A. Do you have a favorite mystery book, author, or movie?
K. I like messy mysteries, ones that don't feel too tidy at the end. I loved *The Secret History* by Donna Tartt, and I really like Kate Atkinson's novels because they're so character driven. On the YA tip, I adored the TV show *Veronica Mars* because many of the qualities of a mystery--isolation, distrust, dangerous romance--echo the teenage experience.
A. At its heart, every story is a mystery. It asks why someone acts the way they did - or maybe what will happen next. What question does your book ask?
K. One of my first writing teachers used to say the same thing, and it's always stuck with me. I've often talked about *The Space Between Trees* not as a "whodunit," but a "what was done here?" because the true mystery lies not in who the killer is, but in how the murder affects the characters. One of the questions the novel explores is a classic loss-of-innocence question: How does one make peace with the presence of evil in the world?

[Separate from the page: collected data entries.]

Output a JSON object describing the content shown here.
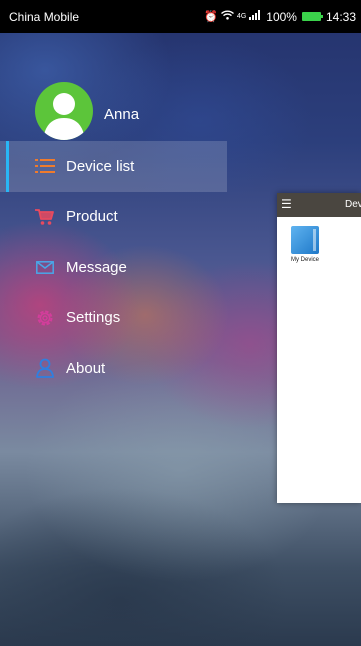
{
  "status_bar": {
    "carrier": "China Mobile",
    "network": "4G",
    "battery": "100%",
    "time": "14:33",
    "icons": [
      "alarm-icon",
      "wifi-icon",
      "signal-icon",
      "battery-icon"
    ]
  },
  "profile": {
    "name": "Anna"
  },
  "menu": {
    "items": [
      {
        "label": "Device list",
        "icon": "list-icon",
        "active": true
      },
      {
        "label": "Product",
        "icon": "cart-icon",
        "active": false
      },
      {
        "label": "Message",
        "icon": "mail-icon",
        "active": false
      },
      {
        "label": "Settings",
        "icon": "gear-icon",
        "active": false
      },
      {
        "label": "About",
        "icon": "person-icon",
        "active": false
      }
    ]
  },
  "preview": {
    "title": "Dev",
    "device_name": "My Device"
  },
  "colors": {
    "active_indicator": "#29b6f6",
    "avatar_bg": "#5cc53a",
    "list_icon": "#f07b2c",
    "cart_icon": "#e84a5f",
    "mail_icon": "#4aa6e8",
    "gear_icon": "#d33d9b",
    "person_icon": "#2f7fe0"
  }
}
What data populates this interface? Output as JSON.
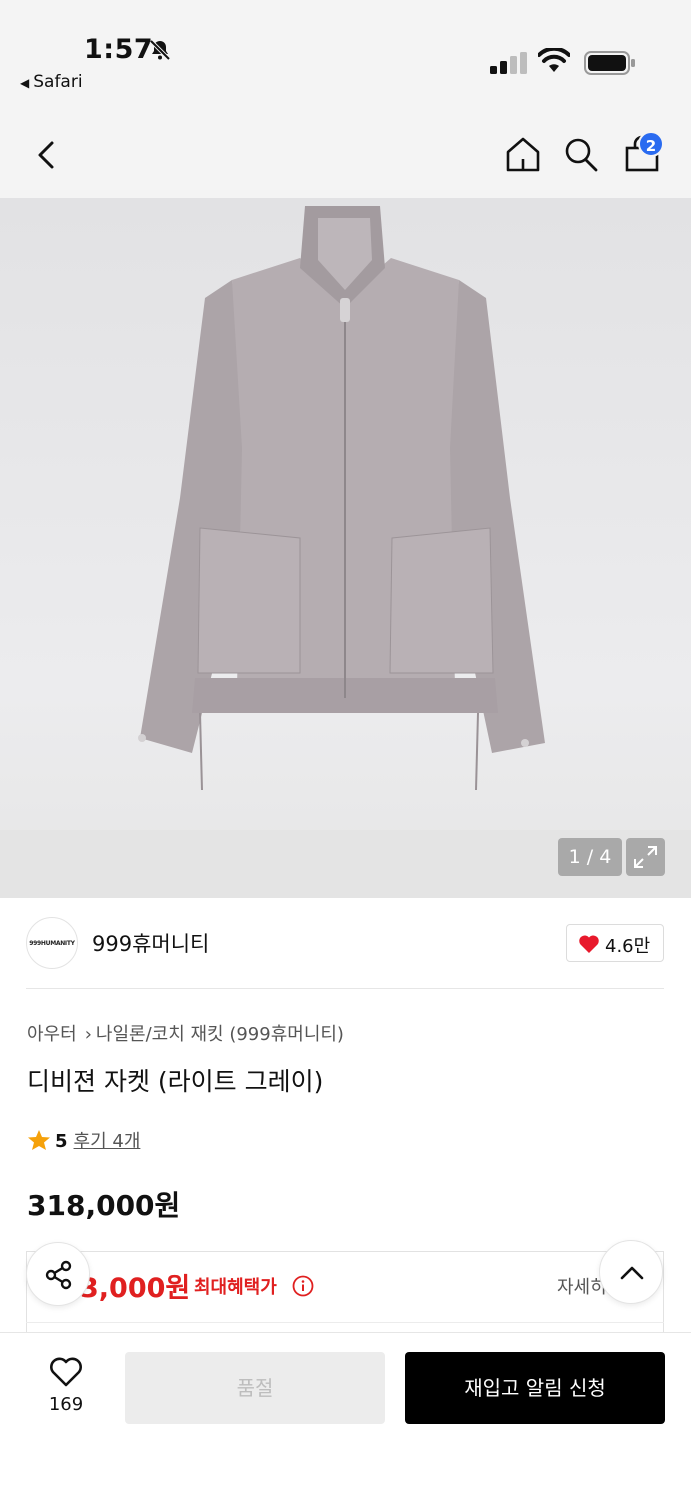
{
  "status_bar": {
    "time": "1:57",
    "back_app": "Safari"
  },
  "nav": {
    "cart_count": "2"
  },
  "gallery": {
    "pager": "1 / 4"
  },
  "brand": {
    "logo_text": "999HUMANITY",
    "name": "999휴머니티",
    "likes": "4.6만"
  },
  "product": {
    "breadcrumb": [
      "아우터",
      "나일론/코치 재킷 (999휴머니티)"
    ],
    "title": "디비젼 자켓 (라이트 그레이)",
    "rating": "5",
    "reviews": "후기 4개",
    "price": "318,000원"
  },
  "benefit": {
    "price": "3,000원",
    "label": "최대혜택가",
    "detail": "자세히"
  },
  "bottom": {
    "wish_count": "169",
    "soldout_label": "품절",
    "restock_label": "재입고 알림 신청"
  },
  "colors": {
    "accent_red": "#e02020",
    "badge_blue": "#2a6bf0",
    "heart": "#e8192c",
    "star": "#f5a10a"
  }
}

But beyond that, there's a lot about storytelling: What are the powers and dangers of the stories we tell? Do we become the stories we tell about ourselves? And if so, when is that a good thing and when is it not so good?
A. Is there a mystery in life that you are still trying to figure out?
K. Oh, many! And I hope there always will be! Let me offer something specific, though. I'm working on a new novel about a group of ghost kids stuck in the high school that they attended while they were alive, and so I've been thinking a lot about the big mystery: What's after death? But I've also been thinking about the figurative deaths we bring into our lives--the people we scorn out of closed-mindedness, the chances we deny ourselves out of fear. Why do we do that? And if we've been doing that, is it possible to undo it? To remake oneself? To have a second chance?